Recordé cómo era antes, cuando trabajábamos en el instituto. Aquel tiempo en el que al menos teníamos algo en común: quejas de alumnos, reuniones eternas, compañeros insoportables, los dramas del curso… Era poco romántico, sí, pero nos mantenía comunicados. Había un puente, aunque fuera pequeño. Ese puente se vino abajo el día que lo jubilaron.

Al principio pensé que era un descanso para todos, pero ahora… ahora lo veía con una claridad dolorosa. Su mundo se vació. El mío siguió andando. Y sin darnos cuenta, dejamos de encontrarnos en el camino.

Desde entonces, ¿de qué habíamos hablado? De Lisa. De su matrimonio. De los Solen. De su embarazo. De citas médicas, fechas, que si la canastilla, que si el cuarto del bebé… De logística, no de emociones. De la vida de otros, no de la nuestra.

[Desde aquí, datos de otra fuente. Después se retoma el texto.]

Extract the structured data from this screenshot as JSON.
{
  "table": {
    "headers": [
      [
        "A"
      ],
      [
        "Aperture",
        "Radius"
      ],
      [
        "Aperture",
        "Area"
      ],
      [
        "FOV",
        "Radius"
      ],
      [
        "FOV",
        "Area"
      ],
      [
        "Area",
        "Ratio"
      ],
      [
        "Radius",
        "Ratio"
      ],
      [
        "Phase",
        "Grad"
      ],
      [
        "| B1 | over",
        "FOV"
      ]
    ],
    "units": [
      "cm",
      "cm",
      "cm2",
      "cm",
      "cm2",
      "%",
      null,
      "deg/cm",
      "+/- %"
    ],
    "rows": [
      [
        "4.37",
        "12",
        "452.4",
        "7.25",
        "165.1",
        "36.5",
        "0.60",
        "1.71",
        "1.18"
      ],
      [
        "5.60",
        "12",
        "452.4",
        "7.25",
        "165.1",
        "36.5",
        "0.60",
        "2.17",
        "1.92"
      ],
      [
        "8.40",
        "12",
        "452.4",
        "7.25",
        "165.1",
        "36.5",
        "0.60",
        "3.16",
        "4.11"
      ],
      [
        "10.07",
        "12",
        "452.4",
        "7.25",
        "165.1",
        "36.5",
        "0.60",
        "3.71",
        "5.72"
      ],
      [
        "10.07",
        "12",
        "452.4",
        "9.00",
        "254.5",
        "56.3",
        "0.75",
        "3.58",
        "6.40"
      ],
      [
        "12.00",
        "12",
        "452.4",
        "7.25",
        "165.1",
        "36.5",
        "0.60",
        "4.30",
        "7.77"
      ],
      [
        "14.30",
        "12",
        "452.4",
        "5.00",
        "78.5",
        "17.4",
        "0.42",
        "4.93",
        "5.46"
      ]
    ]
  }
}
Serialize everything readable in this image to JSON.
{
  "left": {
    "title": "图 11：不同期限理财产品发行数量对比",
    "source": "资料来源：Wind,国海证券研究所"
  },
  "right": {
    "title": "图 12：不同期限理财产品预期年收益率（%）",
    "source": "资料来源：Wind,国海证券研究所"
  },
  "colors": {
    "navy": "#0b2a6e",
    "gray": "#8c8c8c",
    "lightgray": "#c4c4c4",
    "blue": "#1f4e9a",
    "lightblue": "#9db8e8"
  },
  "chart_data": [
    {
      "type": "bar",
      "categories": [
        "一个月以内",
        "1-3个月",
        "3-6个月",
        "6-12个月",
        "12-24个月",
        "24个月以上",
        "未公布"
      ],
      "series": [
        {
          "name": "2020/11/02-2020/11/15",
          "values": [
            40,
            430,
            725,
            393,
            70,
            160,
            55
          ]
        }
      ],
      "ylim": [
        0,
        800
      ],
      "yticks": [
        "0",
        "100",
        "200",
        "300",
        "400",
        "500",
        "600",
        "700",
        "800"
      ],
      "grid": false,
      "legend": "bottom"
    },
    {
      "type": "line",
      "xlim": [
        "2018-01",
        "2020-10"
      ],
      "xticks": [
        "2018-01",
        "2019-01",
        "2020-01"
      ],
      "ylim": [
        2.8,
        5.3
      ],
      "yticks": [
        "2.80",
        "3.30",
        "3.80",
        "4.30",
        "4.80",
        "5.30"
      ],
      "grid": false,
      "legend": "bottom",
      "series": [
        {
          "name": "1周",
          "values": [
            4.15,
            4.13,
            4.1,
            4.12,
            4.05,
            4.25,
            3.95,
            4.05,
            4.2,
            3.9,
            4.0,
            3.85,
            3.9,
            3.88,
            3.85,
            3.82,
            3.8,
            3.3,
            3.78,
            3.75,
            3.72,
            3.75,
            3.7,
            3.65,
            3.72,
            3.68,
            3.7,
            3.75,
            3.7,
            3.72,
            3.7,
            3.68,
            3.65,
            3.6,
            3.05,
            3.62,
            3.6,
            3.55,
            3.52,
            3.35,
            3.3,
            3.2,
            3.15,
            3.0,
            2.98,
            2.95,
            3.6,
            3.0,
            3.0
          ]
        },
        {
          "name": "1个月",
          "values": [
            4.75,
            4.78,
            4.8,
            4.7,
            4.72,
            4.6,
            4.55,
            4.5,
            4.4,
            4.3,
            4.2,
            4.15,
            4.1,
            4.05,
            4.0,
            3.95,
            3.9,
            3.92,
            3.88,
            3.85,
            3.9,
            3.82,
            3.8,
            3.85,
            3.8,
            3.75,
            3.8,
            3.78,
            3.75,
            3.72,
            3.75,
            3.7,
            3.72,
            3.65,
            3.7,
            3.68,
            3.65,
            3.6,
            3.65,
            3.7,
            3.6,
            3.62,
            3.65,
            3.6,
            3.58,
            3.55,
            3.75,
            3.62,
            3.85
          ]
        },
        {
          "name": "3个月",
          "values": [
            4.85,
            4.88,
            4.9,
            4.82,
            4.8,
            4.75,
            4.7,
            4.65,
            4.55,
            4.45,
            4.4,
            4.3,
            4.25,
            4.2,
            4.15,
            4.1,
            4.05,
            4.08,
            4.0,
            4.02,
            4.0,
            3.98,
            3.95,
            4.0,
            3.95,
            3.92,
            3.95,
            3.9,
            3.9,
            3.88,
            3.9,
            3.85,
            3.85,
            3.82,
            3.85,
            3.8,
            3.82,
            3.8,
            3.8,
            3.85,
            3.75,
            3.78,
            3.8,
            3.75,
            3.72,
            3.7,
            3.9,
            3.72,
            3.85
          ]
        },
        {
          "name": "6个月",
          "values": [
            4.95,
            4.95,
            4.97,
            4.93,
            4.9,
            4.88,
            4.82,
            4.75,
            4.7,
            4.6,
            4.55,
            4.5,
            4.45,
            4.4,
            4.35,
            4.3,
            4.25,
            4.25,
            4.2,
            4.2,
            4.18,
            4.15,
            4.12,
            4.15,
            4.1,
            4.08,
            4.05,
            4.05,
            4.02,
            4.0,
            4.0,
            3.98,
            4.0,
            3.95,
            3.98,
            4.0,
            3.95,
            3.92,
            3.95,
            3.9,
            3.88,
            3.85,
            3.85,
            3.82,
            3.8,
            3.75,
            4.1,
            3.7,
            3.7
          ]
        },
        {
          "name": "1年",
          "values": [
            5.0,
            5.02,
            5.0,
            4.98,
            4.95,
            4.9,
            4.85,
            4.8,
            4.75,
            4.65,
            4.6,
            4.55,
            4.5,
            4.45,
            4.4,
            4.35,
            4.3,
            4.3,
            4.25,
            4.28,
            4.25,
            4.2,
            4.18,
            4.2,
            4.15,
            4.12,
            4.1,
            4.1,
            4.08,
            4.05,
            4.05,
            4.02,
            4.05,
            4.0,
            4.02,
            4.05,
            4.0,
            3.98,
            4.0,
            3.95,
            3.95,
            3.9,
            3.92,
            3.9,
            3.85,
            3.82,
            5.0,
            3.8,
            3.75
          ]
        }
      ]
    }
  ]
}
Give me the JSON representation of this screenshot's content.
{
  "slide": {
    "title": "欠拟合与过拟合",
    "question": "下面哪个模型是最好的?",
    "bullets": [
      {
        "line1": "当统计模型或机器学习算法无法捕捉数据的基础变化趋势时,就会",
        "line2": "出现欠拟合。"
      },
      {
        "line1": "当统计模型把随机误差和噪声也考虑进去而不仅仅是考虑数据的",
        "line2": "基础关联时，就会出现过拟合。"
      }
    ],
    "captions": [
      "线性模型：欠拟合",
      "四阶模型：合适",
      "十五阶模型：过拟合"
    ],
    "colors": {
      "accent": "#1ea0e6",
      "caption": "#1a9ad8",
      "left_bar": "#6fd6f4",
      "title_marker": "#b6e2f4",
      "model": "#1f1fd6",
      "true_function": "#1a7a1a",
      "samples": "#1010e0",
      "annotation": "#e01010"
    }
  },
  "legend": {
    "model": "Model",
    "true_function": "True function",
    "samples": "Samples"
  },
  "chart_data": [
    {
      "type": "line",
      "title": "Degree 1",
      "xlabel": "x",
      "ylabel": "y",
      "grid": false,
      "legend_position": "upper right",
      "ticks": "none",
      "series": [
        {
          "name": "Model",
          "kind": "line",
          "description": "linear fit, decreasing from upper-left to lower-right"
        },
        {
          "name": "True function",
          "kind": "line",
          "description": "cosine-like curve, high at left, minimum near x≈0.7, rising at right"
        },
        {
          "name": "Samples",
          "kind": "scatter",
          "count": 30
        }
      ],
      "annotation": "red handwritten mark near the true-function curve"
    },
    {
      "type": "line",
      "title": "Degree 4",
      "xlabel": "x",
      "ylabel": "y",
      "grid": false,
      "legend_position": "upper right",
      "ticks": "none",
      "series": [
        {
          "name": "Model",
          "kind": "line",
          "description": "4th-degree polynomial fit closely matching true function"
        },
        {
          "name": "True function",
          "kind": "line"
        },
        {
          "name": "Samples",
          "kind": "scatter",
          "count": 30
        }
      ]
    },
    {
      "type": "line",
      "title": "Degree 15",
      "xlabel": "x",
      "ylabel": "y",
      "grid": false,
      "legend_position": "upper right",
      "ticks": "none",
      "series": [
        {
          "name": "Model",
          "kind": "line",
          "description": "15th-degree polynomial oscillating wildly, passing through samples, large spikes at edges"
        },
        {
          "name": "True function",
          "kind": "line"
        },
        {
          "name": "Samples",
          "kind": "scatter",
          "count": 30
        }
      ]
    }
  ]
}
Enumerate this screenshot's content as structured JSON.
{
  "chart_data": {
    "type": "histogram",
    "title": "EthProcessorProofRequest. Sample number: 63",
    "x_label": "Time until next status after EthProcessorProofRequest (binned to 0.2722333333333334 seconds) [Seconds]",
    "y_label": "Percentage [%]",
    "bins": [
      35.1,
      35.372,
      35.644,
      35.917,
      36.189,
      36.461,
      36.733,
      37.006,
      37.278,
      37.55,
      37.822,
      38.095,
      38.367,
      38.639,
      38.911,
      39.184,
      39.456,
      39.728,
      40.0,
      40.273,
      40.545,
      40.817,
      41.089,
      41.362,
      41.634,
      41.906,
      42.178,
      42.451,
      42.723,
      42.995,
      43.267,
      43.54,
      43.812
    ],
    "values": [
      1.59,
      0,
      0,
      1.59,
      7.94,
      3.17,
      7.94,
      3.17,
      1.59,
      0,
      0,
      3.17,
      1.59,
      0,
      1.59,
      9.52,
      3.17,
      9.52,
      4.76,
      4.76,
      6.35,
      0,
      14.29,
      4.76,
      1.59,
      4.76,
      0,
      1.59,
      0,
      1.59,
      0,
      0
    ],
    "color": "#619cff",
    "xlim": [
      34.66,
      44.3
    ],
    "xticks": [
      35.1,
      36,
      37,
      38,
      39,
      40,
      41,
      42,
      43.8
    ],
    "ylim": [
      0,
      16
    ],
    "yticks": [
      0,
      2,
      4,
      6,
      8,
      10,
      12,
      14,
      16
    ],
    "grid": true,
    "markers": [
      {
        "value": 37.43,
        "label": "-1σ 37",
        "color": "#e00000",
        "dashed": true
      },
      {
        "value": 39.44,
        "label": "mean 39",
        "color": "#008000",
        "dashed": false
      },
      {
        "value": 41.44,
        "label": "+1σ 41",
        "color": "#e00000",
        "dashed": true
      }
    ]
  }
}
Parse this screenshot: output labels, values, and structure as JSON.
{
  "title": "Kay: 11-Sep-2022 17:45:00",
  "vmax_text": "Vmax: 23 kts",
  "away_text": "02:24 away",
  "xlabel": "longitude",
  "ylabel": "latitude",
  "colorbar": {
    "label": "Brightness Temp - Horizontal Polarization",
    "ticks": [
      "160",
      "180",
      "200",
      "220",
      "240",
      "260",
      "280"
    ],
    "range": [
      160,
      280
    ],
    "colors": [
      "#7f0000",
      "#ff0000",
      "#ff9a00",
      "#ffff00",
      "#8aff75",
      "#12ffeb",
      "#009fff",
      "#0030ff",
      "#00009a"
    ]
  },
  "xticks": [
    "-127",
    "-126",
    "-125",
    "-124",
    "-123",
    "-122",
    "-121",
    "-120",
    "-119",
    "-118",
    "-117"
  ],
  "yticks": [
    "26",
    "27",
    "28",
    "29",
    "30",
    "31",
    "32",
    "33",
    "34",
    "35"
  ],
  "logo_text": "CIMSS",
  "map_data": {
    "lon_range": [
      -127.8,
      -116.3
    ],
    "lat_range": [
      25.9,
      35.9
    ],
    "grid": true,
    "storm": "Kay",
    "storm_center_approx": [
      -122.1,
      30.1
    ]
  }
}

Ni él se interesó por mí. Ni yo por él.

Y lo peor es que, hasta ese momento, no lo había visto como un problema. Lo había aceptado como se acepta una grieta en la pared: molesta, fea, inevitable. Y si no te gusta… romper la pared del todo y construir nuevo.

Pero ahí, en aquella habitación caribeña, con una toalla húmeda sobre los hombros y el olor a sal colándose por la ventana, entendí que esa grieta no era una grieta. Era una fractura. Una que llevaba años creciendo en silencio, hasta tal punto que decidimos divorciarnos.

Daniel seguía hablando, gesticulando con entusiasmo mientras explicaba cómo algunos seguidores le pedían análisis de peleas o consejos para entrenar. Yo lo miraba y no podía evitar pensar: ¿Cuándo fue la última vez que él me habló así? ¿Y cuándo fue la última vez que yo le permití hacerlo?